Scientists at Utrecht University have significantly expanded the number of human leukocyte antigen peptides detectable via mass spec.
In a study published last week in Proceedings of the National Academy of Sciences, the researchers identified more than 12,000 HLA class I-presented peptides, generating what Albert Heck, chair of the Biomolecular Mass Spectrometry and Proteomics group at Utrecht University and author on the study, said was by far the largest profile of such molecules to date.
In addition to providing new insights into the composition of HLA class I-presented peptide repertoire, the study also demonstrated an application of electron-transfer/higher-energy collision dissociation fragmentation (EThcD), Heck told ProteoMonitor.
Introduced by Heck's lab in a paper published in Analytical Chemistry in 2012, EThcD combines the two fragmentation methods to improve coverage and identification of fragment ions compared to conventional fragmentation techniques. In particular, Heck noted, the technique is useful for analysis of non-trypic peptides, such as the endogenous peptides his team targeted in its HLA work.
HLA class I molecules are a key part of the immune system, binding to short peptides generated by the degradation of cellular proteins, which they then present at the cell surface for detection by immune actors like T lymphocytes. Presentation of specific peptides marks cancerous or infected cells for destruction.
Given their key role in this process, researchers have sought to generate profiles of these peptides, and shotgun mass spec has emerged as the leading approach for such efforts.
Identifying large numbers of these peptides, however, has proven challenging using conventional mass spec techniques, Heck said, noting that thus far most efforts to identify them have maxed out at around 500 peptides. This, the PNAS authors noted, is likely due to the non-tryptic nature of these endogenously processed peptides and the fact that they may contain "certain amino acid residues that are known to hamper efficient backbone dissociation" by traditional fragmentation methods.
Heck and his colleagues hoped to achieve more complete coverage using the EThcD approach, which generates both ETD and HCD fragment ions, offering more informative mass spectra compared to traditional methods and potentially improving identifications.

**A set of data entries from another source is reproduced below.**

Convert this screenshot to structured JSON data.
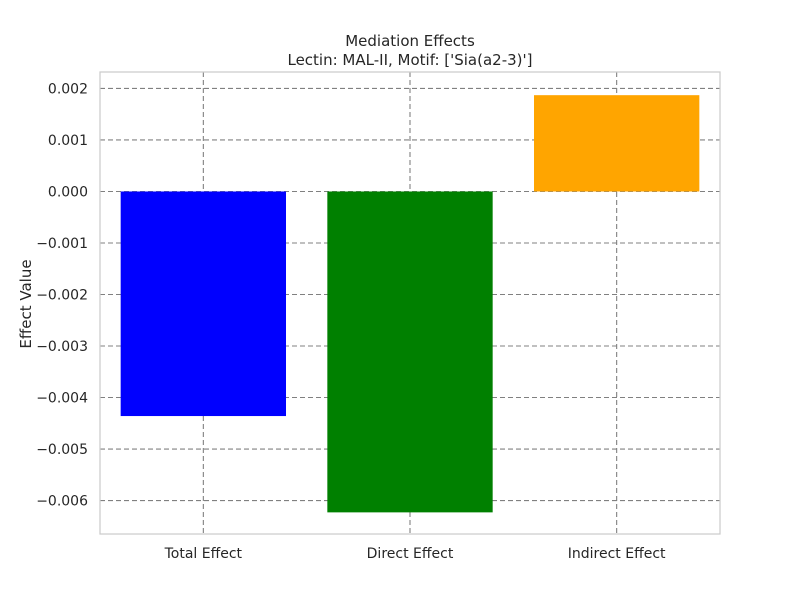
{
  "chart_data": {
    "type": "bar",
    "title": "Mediation Effects",
    "subtitle": "Lectin: MAL-II, Motif: ['Sia(a2-3)']",
    "xlabel": "",
    "ylabel": "Effect Value",
    "categories": [
      "Total Effect",
      "Direct Effect",
      "Indirect Effect"
    ],
    "values": [
      -0.00436,
      -0.00623,
      0.00187
    ],
    "colors": [
      "#0000ff",
      "#008000",
      "#ffa500"
    ],
    "ylim": [
      -0.00665,
      0.00232
    ],
    "yticks": [
      0.002,
      0.001,
      0.0,
      -0.001,
      -0.002,
      -0.003,
      -0.004,
      -0.005,
      -0.006
    ],
    "ytick_labels": [
      "0.002",
      "0.001",
      "0.000",
      "−0.001",
      "−0.002",
      "−0.003",
      "−0.004",
      "−0.005",
      "−0.006"
    ],
    "grid": true,
    "grid_style": "dashed",
    "grid_color": "#808080",
    "spine_color": "#cccccc"
  }
}
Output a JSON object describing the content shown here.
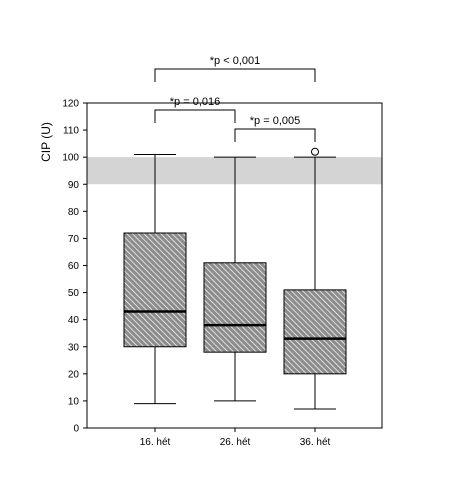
{
  "chart_data": {
    "type": "box",
    "title": "",
    "xlabel": "",
    "ylabel": "CIP (U)",
    "ylim": [
      0,
      120
    ],
    "yticks": [
      "0",
      "10",
      "20",
      "30",
      "40",
      "50",
      "60",
      "70",
      "80",
      "90",
      "100",
      "110",
      "120"
    ],
    "categories": [
      "16. hét",
      "26. hét",
      "36. hét"
    ],
    "reference_band": {
      "from": 90,
      "to": 100,
      "color": "#d4d4d4"
    },
    "fill_pattern": "diagonal-hatch",
    "colors": {
      "box_fill": "#8c8c8c",
      "hatch": "#ffffff",
      "median": "#000000",
      "band": "#d4d4d4"
    },
    "boxes": [
      {
        "category": "16. hét",
        "min": 9,
        "q1": 30,
        "median": 43,
        "q3": 72,
        "max": 101,
        "outliers": []
      },
      {
        "category": "26. hét",
        "min": 10,
        "q1": 28,
        "median": 38,
        "q3": 61,
        "max": 100,
        "outliers": []
      },
      {
        "category": "36. hét",
        "min": 7,
        "q1": 20,
        "median": 33,
        "q3": 51,
        "max": 100,
        "outliers": [
          102
        ]
      }
    ],
    "comparisons": [
      {
        "from": 0,
        "to": 2,
        "label": "*p < 0,001"
      },
      {
        "from": 0,
        "to": 1,
        "label": "*p = 0,016"
      },
      {
        "from": 1,
        "to": 2,
        "label": "*p = 0,005"
      }
    ]
  }
}
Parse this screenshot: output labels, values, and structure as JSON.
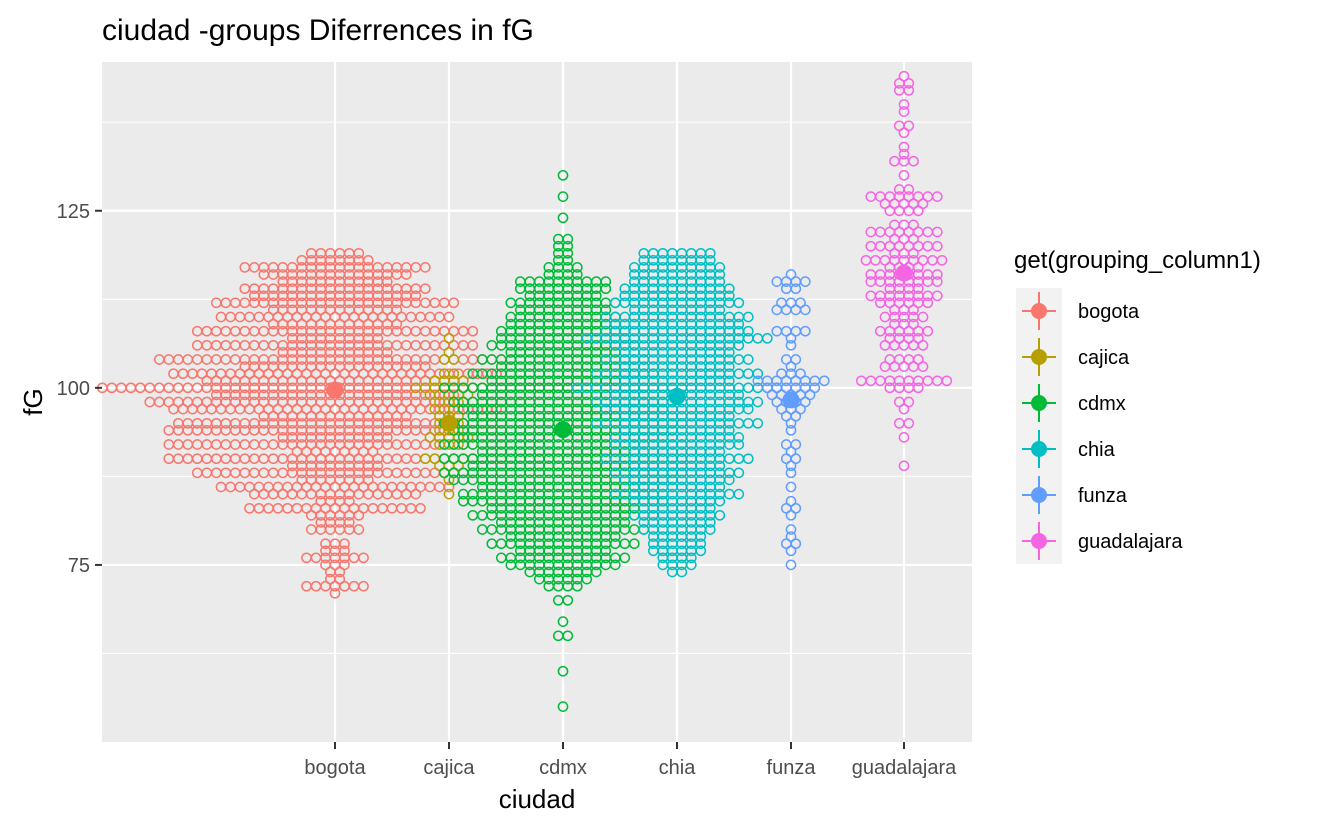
{
  "chart_data": {
    "type": "scatter",
    "title": "ciudad -groups Diferrences in  fG",
    "xlabel": "ciudad",
    "ylabel": "fG",
    "categories": [
      "bogota",
      "cajica",
      "cdmx",
      "chia",
      "funza",
      "guadalajara"
    ],
    "ylim": [
      50,
      146
    ],
    "y_ticks": [
      75,
      100,
      125
    ],
    "grid": true,
    "legend": {
      "title": "get(grouping_column1)",
      "placement": "right",
      "entries": [
        "bogota",
        "cajica",
        "cdmx",
        "chia",
        "funza",
        "guadalajara"
      ]
    },
    "colors": [
      "#F8766D",
      "#B79F00",
      "#00BA38",
      "#00BFC4",
      "#619CFF",
      "#F564E3"
    ],
    "series": [
      {
        "name": "bogota",
        "mean": 99.7,
        "mean_ci": [
          98.9,
          100.5
        ],
        "distribution": [
          [
            71,
            1
          ],
          [
            72,
            7
          ],
          [
            73,
            2
          ],
          [
            74,
            2
          ],
          [
            75,
            3
          ],
          [
            76,
            7
          ],
          [
            77,
            3
          ],
          [
            78,
            3
          ],
          [
            80,
            6
          ],
          [
            81,
            4
          ],
          [
            82,
            6
          ],
          [
            83,
            19
          ],
          [
            84,
            4
          ],
          [
            85,
            18
          ],
          [
            86,
            25
          ],
          [
            87,
            8
          ],
          [
            88,
            30
          ],
          [
            89,
            10
          ],
          [
            90,
            36
          ],
          [
            91,
            9
          ],
          [
            92,
            36
          ],
          [
            93,
            12
          ],
          [
            94,
            36
          ],
          [
            95,
            34
          ],
          [
            96,
            16
          ],
          [
            97,
            35
          ],
          [
            98,
            40
          ],
          [
            99,
            26
          ],
          [
            100,
            50
          ],
          [
            101,
            28
          ],
          [
            102,
            35
          ],
          [
            103,
            20
          ],
          [
            104,
            38
          ],
          [
            105,
            12
          ],
          [
            106,
            30
          ],
          [
            107,
            10
          ],
          [
            108,
            30
          ],
          [
            109,
            14
          ],
          [
            110,
            25
          ],
          [
            111,
            14
          ],
          [
            112,
            26
          ],
          [
            113,
            18
          ],
          [
            114,
            20
          ],
          [
            115,
            12
          ],
          [
            116,
            16
          ],
          [
            117,
            20
          ],
          [
            118,
            8
          ],
          [
            119,
            6
          ]
        ]
      },
      {
        "name": "cajica",
        "mean": 95.0,
        "mean_ci": [
          93.4,
          96.6
        ],
        "distribution": [
          [
            85,
            1
          ],
          [
            87,
            1
          ],
          [
            88,
            2
          ],
          [
            89,
            3
          ],
          [
            90,
            6
          ],
          [
            92,
            3
          ],
          [
            93,
            5
          ],
          [
            94,
            3
          ],
          [
            95,
            3
          ],
          [
            96,
            3
          ],
          [
            97,
            4
          ],
          [
            98,
            3
          ],
          [
            99,
            5
          ],
          [
            100,
            8
          ],
          [
            101,
            4
          ],
          [
            102,
            2
          ],
          [
            104,
            2
          ],
          [
            105,
            1
          ],
          [
            107,
            1
          ]
        ]
      },
      {
        "name": "cdmx",
        "mean": 94.1,
        "mean_ci": [
          93.6,
          94.6
        ],
        "distribution": [
          [
            55,
            1
          ],
          [
            60,
            1
          ],
          [
            65,
            2
          ],
          [
            67,
            1
          ],
          [
            70,
            2
          ],
          [
            72,
            4
          ],
          [
            73,
            6
          ],
          [
            74,
            8
          ],
          [
            75,
            12
          ],
          [
            76,
            14
          ],
          [
            77,
            10
          ],
          [
            78,
            16
          ],
          [
            79,
            12
          ],
          [
            80,
            18
          ],
          [
            81,
            14
          ],
          [
            82,
            20
          ],
          [
            83,
            16
          ],
          [
            84,
            22
          ],
          [
            85,
            22
          ],
          [
            86,
            18
          ],
          [
            87,
            24
          ],
          [
            88,
            26
          ],
          [
            89,
            20
          ],
          [
            90,
            26
          ],
          [
            91,
            18
          ],
          [
            92,
            26
          ],
          [
            93,
            22
          ],
          [
            94,
            24
          ],
          [
            95,
            26
          ],
          [
            96,
            20
          ],
          [
            97,
            22
          ],
          [
            98,
            24
          ],
          [
            99,
            18
          ],
          [
            100,
            26
          ],
          [
            101,
            16
          ],
          [
            102,
            20
          ],
          [
            103,
            14
          ],
          [
            104,
            18
          ],
          [
            105,
            12
          ],
          [
            106,
            16
          ],
          [
            107,
            14
          ],
          [
            108,
            14
          ],
          [
            109,
            12
          ],
          [
            110,
            12
          ],
          [
            111,
            10
          ],
          [
            112,
            12
          ],
          [
            113,
            8
          ],
          [
            114,
            10
          ],
          [
            115,
            10
          ],
          [
            116,
            4
          ],
          [
            117,
            4
          ],
          [
            118,
            2
          ],
          [
            119,
            2
          ],
          [
            120,
            2
          ],
          [
            121,
            2
          ],
          [
            124,
            1
          ],
          [
            127,
            1
          ],
          [
            130,
            1
          ]
        ]
      },
      {
        "name": "chia",
        "mean": 98.8,
        "mean_ci": [
          98.2,
          99.4
        ],
        "distribution": [
          [
            74,
            2
          ],
          [
            75,
            4
          ],
          [
            76,
            4
          ],
          [
            77,
            6
          ],
          [
            78,
            6
          ],
          [
            79,
            6
          ],
          [
            80,
            8
          ],
          [
            81,
            8
          ],
          [
            82,
            10
          ],
          [
            83,
            8
          ],
          [
            84,
            10
          ],
          [
            85,
            14
          ],
          [
            86,
            10
          ],
          [
            87,
            12
          ],
          [
            88,
            14
          ],
          [
            89,
            10
          ],
          [
            90,
            16
          ],
          [
            91,
            10
          ],
          [
            92,
            14
          ],
          [
            93,
            14
          ],
          [
            94,
            12
          ],
          [
            95,
            18
          ],
          [
            96,
            12
          ],
          [
            97,
            16
          ],
          [
            98,
            18
          ],
          [
            99,
            14
          ],
          [
            100,
            22
          ],
          [
            101,
            12
          ],
          [
            102,
            18
          ],
          [
            103,
            12
          ],
          [
            104,
            16
          ],
          [
            105,
            12
          ],
          [
            106,
            14
          ],
          [
            107,
            20
          ],
          [
            108,
            16
          ],
          [
            109,
            14
          ],
          [
            110,
            16
          ],
          [
            111,
            10
          ],
          [
            112,
            14
          ],
          [
            113,
            12
          ],
          [
            114,
            12
          ],
          [
            115,
            10
          ],
          [
            116,
            10
          ],
          [
            117,
            10
          ],
          [
            118,
            8
          ],
          [
            119,
            8
          ]
        ]
      },
      {
        "name": "funza",
        "mean": 98.3,
        "mean_ci": [
          97.2,
          99.4
        ],
        "distribution": [
          [
            75,
            1
          ],
          [
            77,
            1
          ],
          [
            78,
            2
          ],
          [
            79,
            1
          ],
          [
            80,
            1
          ],
          [
            82,
            1
          ],
          [
            83,
            2
          ],
          [
            84,
            1
          ],
          [
            86,
            1
          ],
          [
            88,
            1
          ],
          [
            89,
            1
          ],
          [
            90,
            2
          ],
          [
            91,
            1
          ],
          [
            92,
            2
          ],
          [
            94,
            1
          ],
          [
            95,
            1
          ],
          [
            96,
            2
          ],
          [
            97,
            3
          ],
          [
            98,
            4
          ],
          [
            99,
            5
          ],
          [
            100,
            6
          ],
          [
            101,
            8
          ],
          [
            102,
            3
          ],
          [
            103,
            1
          ],
          [
            104,
            2
          ],
          [
            106,
            1
          ],
          [
            107,
            1
          ],
          [
            108,
            4
          ],
          [
            111,
            4
          ],
          [
            112,
            3
          ],
          [
            114,
            2
          ],
          [
            115,
            4
          ],
          [
            116,
            1
          ]
        ]
      },
      {
        "name": "guadalajara",
        "mean": 116.2,
        "mean_ci": [
          115.0,
          117.4
        ],
        "distribution": [
          [
            89,
            1
          ],
          [
            93,
            1
          ],
          [
            95,
            2
          ],
          [
            97,
            1
          ],
          [
            98,
            2
          ],
          [
            100,
            4
          ],
          [
            101,
            10
          ],
          [
            103,
            5
          ],
          [
            104,
            4
          ],
          [
            106,
            5
          ],
          [
            107,
            4
          ],
          [
            108,
            6
          ],
          [
            109,
            3
          ],
          [
            110,
            5
          ],
          [
            111,
            3
          ],
          [
            112,
            6
          ],
          [
            113,
            8
          ],
          [
            114,
            4
          ],
          [
            115,
            8
          ],
          [
            116,
            8
          ],
          [
            117,
            4
          ],
          [
            118,
            9
          ],
          [
            119,
            3
          ],
          [
            120,
            8
          ],
          [
            121,
            3
          ],
          [
            122,
            8
          ],
          [
            123,
            3
          ],
          [
            125,
            4
          ],
          [
            126,
            5
          ],
          [
            127,
            8
          ],
          [
            128,
            2
          ],
          [
            130,
            1
          ],
          [
            132,
            3
          ],
          [
            133,
            1
          ],
          [
            134,
            1
          ],
          [
            136,
            1
          ],
          [
            137,
            2
          ],
          [
            139,
            1
          ],
          [
            140,
            1
          ],
          [
            142,
            2
          ],
          [
            143,
            2
          ],
          [
            144,
            1
          ]
        ]
      }
    ]
  }
}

Using the technique to analyze a human B-cell line on a customized Thermo Fisher Scientific Orbitrap Elite instrument, the Utrecht team identified more than 12,000 HLA class I-associated peptides, dramatically expanding the known repertoire of these molecules. Indeed, the researchers noted, "comparison of the complete dataset with recent large-scale studies revealed that 81 percent of the peptides have not been reported before."
In addition to the EThcD analysis, the researchers also performed the experiment using conventional fragmentation techniques including collision induced dissociation, HCD, and ETD alone and CID combined with HCD. EThcD analysis resulted in a 39 percent rate of high-confidence peptide identifications, roughly twice as high a rate as ETD alone and more than three times the rate of CID and HCD alone and CID combined with HCD.
The EThcD method does result in "a somewhat slower duty cycle" due to the two forms of fragmentation used, Heck said, but, he noted, this is more than made up for by the increase in peptide IDs.
The method could prove useful for analysis of a variety of analytes beyond HLA-associated peptides, Heck said. In particular, he noted, it could provide improved coverage of glycopeptides, with ETD fragmentation offering good information on the peptide backbone and HCD offering information on the attached glycans.
For the PNAS work, the Utrecht team used a specially modified Orbitrap Elite instrument that they customized in collaboration with Thermo Fisher scientists. Thermo Fisher's recently released Orbitrap Fusion, however, has a built-in EThcD, Heck said, "so [the method] will be available to anyone."
Perhaps more significant than the demonstration of the EThcD approach, though, Heck said, were the insights it offered into the composition of the HLA class I-associated peptide population.
He cited, for example, the technique's success at localizing phosphorylation sites on these peptides, a feature that could prove important in understanding HLA class I-associated peptides in cancerous cells. The notion, Heck said, is that dysregulation of cell signaling in cancer cells could be reflected in phosphorylation of their HLA-associated peptides. In total, the Utrecht researchers identified roughly 0.5 percent of all peptides in the study as being phosphorylated.
More generally, Heck said, the EThcD method's ability to generate deep profiles of HLA class I-associated peptides could enable identification of cell-specific differences in these peptide populations that could improve the ability to select specific cells for therapy.
"For instance, if you are able to identify that a certain peptide is presented on cancer cells but not on other [healthy] cells, you could use that for targeting those cells," he said.
Similar work has been done by previous researchers, Heck said, but these efforts have been limited by the relatively small number of peptide identifications generated by conventional workflows.
He and his colleagues are currently using the EThcD approach to compare the HLA-associated peptide profiles across a variety of cell types, including cancer cell lines, he said.